How to deal with Monte Carlo PDFs?
Created by: scarlehoff
I'm trying to finish up #1501 and there is a problem: the difference between Monte Carlo and Hessian PDFs.
For the Monte Carlo PDFs we discard replica 0 which means we have two distinct scenarios: when we ask for the central value we get replica 0, when we want the envelope we get all other replicas.
Now, this is a problem for theory prediction since it means one has to compute the convolution twice, one with a 100xN_x object and then once again with a 1xN_x object. It is obviously much more efficient to compute the convolution once with a 101xN_x object and then split in some way the result.
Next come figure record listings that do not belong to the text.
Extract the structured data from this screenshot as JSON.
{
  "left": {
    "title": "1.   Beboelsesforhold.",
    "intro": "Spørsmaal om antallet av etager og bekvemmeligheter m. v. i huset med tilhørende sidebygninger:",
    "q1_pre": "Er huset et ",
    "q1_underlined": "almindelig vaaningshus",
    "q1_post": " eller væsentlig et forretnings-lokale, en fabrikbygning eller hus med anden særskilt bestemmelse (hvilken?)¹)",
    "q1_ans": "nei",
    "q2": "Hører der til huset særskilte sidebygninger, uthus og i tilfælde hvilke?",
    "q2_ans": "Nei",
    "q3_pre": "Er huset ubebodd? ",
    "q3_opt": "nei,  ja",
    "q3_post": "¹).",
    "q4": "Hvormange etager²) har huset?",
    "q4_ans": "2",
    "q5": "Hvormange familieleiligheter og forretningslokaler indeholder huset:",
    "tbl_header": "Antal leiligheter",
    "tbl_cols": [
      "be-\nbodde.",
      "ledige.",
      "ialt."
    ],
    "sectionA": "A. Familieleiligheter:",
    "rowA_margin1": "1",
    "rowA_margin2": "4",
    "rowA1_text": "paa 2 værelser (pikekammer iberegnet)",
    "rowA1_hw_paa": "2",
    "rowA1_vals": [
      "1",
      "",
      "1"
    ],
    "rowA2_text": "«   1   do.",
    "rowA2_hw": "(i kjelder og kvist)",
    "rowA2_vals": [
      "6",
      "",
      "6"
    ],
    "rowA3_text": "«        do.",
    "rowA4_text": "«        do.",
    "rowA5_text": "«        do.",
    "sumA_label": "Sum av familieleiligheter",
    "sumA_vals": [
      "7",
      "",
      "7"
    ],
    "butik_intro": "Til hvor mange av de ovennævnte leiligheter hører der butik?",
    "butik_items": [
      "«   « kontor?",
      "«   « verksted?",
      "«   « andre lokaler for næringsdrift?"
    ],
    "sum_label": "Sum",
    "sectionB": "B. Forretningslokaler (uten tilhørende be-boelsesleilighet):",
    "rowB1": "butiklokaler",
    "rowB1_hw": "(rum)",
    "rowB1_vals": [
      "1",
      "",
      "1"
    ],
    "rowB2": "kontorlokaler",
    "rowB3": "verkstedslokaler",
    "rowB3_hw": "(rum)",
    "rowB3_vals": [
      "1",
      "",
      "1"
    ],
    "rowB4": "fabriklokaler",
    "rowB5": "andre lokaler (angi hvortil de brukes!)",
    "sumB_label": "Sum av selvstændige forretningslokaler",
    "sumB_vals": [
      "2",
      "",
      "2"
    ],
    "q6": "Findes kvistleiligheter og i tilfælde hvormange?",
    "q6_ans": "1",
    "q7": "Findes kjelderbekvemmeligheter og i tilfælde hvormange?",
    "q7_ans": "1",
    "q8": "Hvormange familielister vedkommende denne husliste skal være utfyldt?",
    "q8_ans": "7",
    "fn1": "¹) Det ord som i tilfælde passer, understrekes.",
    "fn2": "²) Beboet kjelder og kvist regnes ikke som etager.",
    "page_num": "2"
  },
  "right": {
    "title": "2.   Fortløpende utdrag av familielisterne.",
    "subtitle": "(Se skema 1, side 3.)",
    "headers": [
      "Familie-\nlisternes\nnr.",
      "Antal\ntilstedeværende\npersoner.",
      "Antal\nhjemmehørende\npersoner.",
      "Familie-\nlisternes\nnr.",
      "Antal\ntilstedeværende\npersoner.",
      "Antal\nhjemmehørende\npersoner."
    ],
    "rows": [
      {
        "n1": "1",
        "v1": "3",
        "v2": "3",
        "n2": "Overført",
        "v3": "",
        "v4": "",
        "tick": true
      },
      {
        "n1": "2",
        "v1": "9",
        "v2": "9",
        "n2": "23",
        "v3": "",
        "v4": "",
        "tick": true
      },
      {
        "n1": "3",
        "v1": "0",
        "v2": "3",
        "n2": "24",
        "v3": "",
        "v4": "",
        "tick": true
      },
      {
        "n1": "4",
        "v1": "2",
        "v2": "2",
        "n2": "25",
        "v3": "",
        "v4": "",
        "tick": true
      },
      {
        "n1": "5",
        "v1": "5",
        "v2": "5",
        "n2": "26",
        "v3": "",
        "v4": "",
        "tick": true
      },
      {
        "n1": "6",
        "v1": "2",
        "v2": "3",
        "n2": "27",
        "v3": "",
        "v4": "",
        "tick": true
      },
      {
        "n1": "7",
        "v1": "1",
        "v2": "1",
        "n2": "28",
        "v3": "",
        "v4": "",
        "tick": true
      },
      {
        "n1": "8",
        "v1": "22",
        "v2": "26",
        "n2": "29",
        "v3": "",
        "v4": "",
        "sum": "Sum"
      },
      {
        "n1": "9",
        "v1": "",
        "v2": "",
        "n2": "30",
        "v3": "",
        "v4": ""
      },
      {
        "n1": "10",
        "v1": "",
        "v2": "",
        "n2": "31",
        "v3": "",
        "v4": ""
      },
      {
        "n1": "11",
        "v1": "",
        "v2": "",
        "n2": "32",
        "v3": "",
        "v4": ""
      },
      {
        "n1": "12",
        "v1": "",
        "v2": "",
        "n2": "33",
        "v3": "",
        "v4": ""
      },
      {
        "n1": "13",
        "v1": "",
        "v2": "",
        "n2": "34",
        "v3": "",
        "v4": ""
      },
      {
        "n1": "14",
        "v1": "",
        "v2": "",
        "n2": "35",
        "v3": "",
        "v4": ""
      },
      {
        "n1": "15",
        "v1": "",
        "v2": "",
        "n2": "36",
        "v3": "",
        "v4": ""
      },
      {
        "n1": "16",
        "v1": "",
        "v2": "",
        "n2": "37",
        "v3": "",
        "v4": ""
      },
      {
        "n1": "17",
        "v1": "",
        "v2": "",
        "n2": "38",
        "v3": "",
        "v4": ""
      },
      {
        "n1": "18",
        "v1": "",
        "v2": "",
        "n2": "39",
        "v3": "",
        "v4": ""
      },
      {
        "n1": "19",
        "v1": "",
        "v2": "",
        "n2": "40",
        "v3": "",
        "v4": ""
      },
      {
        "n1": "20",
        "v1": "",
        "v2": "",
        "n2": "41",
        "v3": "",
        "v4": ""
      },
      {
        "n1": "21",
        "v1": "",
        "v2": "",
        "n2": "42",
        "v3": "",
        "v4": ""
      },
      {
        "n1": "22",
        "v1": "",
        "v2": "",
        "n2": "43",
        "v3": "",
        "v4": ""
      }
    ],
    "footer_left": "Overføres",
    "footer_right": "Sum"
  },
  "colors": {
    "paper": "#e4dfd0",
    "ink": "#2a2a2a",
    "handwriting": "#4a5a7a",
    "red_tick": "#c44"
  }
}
There are several possible options for doing this:
1 - The PDF always returns the full 101 members. This was my preferred way of doing it until I realised it meant changing not only the whole of validphys but also the convention up to now. This is almost guaranteed to break things because there are still things we don't test so mistakes could be hidden for ever.
2 - The convolution specifically calls a PDF version that has all 101 members active. This is very tricky to do since validphys hides the actual PDF object under a few layers so the only clean way I can think of is using a context manager as I did in #1433. People was not very happy with it there, but now I will be using the stats class instead so there won't be any inplace changes to dataframes. This means nothing changes for most cases but one can still use all 101 members if needed.
3 - We do the convolution twice. I think this is a terrible idea because makes everything go slower.
While doing #1501 I wanted to do (1) but after having a look I'm more inclined to go for (2). Do you guys have an opinion on this? Is there any other options I might be missing?